Contro le deportazioni degli immigrati da Malpensa” era lo slogan che campeggiava sullo striscione che i manifestanti hanno portato sabato pomeriggio fin dentro al Terminal 1 dello scalo. La manifestazione era stata indetta da sindacati di base (USB, COBAS Scuola) e dagli antirazzisti varesini, che riuniscono diversi gruppi e gruppuscoli della zona, compresi i ragazzi Ultimi Mohicani e del centro sociale Kinesis di Tradate. Il corteo – circa 50 i manifestanti – è stata controllato da un imponente spiegamento di uomini delle forze dell’ordine, un centinaio tra Digos, Polizia e Carabinieri (con i reparti mobili e mezzi), senza contare le pattuglie della polizia locale di Lonate-Ferno impegnate a smistare il traffico tra le corsie dell’area partenze, attraverso cui è arrivato il corteo.
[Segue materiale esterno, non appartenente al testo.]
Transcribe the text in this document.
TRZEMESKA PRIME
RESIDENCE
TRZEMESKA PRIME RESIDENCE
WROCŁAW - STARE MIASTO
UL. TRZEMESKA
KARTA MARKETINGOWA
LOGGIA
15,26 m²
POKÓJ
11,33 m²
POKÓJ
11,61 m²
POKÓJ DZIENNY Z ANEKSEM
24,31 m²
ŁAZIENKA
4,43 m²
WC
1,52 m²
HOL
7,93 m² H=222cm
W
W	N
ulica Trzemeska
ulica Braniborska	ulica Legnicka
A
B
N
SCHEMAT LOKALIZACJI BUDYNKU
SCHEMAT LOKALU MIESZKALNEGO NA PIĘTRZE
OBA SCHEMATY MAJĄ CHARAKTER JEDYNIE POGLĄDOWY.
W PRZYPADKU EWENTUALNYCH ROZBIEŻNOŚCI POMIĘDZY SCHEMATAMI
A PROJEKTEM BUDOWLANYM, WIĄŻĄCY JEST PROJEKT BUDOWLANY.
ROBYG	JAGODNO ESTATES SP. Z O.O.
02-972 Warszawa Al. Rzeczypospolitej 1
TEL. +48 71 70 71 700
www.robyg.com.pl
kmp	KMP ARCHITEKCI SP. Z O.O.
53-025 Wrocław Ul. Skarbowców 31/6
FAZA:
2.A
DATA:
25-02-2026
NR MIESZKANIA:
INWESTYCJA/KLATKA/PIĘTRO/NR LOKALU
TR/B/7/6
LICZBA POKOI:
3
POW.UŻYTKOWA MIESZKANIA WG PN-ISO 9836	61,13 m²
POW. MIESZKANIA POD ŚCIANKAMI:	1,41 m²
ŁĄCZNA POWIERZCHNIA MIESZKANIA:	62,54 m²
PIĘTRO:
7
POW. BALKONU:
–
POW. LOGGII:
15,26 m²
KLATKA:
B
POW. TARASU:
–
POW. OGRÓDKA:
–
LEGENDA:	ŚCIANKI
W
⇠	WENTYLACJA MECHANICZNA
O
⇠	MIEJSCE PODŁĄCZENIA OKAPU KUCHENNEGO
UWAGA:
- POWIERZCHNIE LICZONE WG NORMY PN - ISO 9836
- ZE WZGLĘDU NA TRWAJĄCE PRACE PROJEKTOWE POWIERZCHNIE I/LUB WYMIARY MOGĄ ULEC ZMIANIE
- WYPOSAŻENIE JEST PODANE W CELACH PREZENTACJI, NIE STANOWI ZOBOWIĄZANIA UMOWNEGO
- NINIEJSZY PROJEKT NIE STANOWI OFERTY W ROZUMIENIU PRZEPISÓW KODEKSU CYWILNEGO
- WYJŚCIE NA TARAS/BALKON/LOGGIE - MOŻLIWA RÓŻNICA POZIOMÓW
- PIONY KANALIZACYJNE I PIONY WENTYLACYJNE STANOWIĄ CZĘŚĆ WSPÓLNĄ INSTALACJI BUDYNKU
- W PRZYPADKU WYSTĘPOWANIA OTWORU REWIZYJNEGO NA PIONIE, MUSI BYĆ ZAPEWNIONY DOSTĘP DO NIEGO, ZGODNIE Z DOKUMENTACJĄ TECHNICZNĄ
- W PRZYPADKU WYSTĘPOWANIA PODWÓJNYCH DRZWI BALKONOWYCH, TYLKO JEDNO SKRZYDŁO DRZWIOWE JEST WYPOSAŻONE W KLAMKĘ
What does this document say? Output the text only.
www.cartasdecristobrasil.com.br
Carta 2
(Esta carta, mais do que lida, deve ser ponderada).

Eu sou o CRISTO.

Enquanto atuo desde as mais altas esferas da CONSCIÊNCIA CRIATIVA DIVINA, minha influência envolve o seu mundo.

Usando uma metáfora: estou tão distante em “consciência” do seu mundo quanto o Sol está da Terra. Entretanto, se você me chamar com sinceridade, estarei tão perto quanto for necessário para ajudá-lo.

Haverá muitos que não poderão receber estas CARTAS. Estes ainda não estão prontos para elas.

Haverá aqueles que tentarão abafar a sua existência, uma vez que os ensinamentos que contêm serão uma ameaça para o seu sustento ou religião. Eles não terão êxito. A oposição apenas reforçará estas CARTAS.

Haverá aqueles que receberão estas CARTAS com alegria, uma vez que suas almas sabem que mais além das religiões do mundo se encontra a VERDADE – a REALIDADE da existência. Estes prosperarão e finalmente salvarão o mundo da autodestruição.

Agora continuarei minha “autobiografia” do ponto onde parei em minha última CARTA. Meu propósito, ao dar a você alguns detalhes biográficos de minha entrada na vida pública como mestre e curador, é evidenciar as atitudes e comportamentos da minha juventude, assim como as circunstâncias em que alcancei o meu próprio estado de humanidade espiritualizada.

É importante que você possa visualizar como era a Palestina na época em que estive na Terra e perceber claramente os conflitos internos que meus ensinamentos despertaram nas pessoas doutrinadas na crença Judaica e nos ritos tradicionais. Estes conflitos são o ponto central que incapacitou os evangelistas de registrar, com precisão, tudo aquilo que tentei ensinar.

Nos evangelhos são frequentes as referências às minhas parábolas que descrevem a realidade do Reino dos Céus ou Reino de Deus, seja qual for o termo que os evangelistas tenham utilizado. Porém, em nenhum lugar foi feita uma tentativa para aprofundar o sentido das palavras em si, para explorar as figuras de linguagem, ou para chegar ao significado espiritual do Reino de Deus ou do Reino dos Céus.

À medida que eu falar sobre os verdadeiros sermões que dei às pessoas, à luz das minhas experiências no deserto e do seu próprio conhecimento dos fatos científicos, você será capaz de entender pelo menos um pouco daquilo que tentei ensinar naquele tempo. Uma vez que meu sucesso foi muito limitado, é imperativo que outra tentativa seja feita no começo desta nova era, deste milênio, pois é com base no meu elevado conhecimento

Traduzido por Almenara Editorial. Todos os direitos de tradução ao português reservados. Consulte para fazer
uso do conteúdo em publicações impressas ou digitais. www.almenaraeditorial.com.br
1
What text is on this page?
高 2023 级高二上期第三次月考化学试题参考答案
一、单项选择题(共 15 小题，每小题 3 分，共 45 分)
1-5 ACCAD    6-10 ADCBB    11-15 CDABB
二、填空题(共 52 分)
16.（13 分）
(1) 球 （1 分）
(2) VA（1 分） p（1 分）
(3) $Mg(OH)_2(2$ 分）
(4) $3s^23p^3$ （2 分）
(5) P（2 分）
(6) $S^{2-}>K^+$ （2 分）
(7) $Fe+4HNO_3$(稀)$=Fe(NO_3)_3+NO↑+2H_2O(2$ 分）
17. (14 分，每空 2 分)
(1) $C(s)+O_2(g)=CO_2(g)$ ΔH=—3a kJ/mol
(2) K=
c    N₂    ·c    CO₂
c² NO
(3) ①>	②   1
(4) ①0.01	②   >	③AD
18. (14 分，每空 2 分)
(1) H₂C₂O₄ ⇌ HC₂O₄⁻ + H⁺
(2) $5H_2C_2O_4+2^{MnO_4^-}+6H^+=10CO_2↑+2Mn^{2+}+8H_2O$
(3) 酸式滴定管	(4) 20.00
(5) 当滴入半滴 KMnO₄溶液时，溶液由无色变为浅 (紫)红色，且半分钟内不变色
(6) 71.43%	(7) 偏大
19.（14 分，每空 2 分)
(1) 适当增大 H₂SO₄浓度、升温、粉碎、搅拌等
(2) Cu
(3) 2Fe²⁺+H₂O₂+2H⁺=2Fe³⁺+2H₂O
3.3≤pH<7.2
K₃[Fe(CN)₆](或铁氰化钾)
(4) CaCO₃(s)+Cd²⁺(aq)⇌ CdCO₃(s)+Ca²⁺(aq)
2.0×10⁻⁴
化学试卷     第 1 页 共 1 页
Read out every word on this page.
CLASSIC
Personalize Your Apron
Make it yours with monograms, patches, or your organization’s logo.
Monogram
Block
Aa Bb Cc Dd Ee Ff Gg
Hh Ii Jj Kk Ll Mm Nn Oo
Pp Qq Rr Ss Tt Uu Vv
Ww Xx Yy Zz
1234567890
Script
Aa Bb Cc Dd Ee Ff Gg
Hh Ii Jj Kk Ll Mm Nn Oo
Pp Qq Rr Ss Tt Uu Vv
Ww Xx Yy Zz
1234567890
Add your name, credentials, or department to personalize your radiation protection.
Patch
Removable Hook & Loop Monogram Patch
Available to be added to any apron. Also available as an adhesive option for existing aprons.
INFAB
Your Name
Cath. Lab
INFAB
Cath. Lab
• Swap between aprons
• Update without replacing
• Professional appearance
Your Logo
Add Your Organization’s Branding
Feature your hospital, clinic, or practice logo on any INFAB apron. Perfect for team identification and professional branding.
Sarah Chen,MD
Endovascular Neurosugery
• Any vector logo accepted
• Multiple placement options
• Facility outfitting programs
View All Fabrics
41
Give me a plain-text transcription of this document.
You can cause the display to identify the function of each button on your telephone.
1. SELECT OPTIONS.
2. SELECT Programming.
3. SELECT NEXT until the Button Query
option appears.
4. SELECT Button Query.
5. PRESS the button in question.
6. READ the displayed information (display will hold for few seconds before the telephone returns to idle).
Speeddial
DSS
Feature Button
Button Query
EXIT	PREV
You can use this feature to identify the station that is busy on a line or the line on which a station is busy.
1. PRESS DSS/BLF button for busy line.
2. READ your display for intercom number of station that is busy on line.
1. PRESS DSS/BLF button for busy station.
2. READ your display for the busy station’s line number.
Malpensa era già stata teatro di una iniziativa sul tema durante l’estate.

All’interno dell’aerostazione del Terminal 1, in realtà, è entrato autorizzato solo un gruppetto di 4 persone con lo striscione e un cartello che ricordava uno degli operai sulla gru a Brescia, Mohammed-Mimmo, “immigrato dal 2003, espulso il 18 novembre da Malpensa perchè ha partecipato alle lotte contro la sanatoria truffa”. Fuori gli altri manifestanti continuavano a scandire slogan contro le espulsioni (le “deportazioni”), contro i CIE dove sono rinchiusi gli immigrati in attesa di espulsione: “Galere e CIE non vi vogliamo, vi butteremo giù”; “Se ci sono i disoccupati, la colpa è dei padroni, non degli immigrati”. Nei cartelli anche inviti al boicottaggio delle compagnie aeree. A turno gruppetti di ragazzi entravano nell’aerostazione (scortati dalla polizia in numero di uno a uno): andavano in bagno, ma approfittavano, guardati a vista, per intonare slogan di fronte ai passeggeri. La protesta in ogni caso ha attratto molto l’attenzione, soprattutto degli stranieri, incuriositi dai manifestanti, ma anche dall’imponente presenza delle forze dell’ordine.
La manifestazione era soprattutto a sostegno degli immigrati che, avendo perso il permesso di soggiorno dopo il licenziamento, si ritrovano in pochi mesi illegali e a rischio espulsione: “Gli immigrati vengono sfruttati all’osso, ma poi si vedono espulsi quando non servono più” dice Fiorenzo Campagnolo, dell’Unione Sindacale di Base di Varese. “Manodopera a basso costo che viene sottoposta a ricatti e allontanata se crea problemi”. I casi di Brescia e Milano rimangono isolati, le espulsioni di persone ritornate alla clandestinità dopo anni di lavoro e vita regolare nel nostro Paese sono invece sempre di più. “Cerchiamo di attrarre l’attenzione sul problema. Certo sui luoghi di lavoro, nelle fabbriche, è difficile affrontare discorsi di questo tipo, c’è una omertà anche all’interno del mondo sindacale”. Proprio a Malpensa, però, si sono vissute lotte di operai italiani e stranieri insieme, soprattutto all’interno delle cooperative di servizi.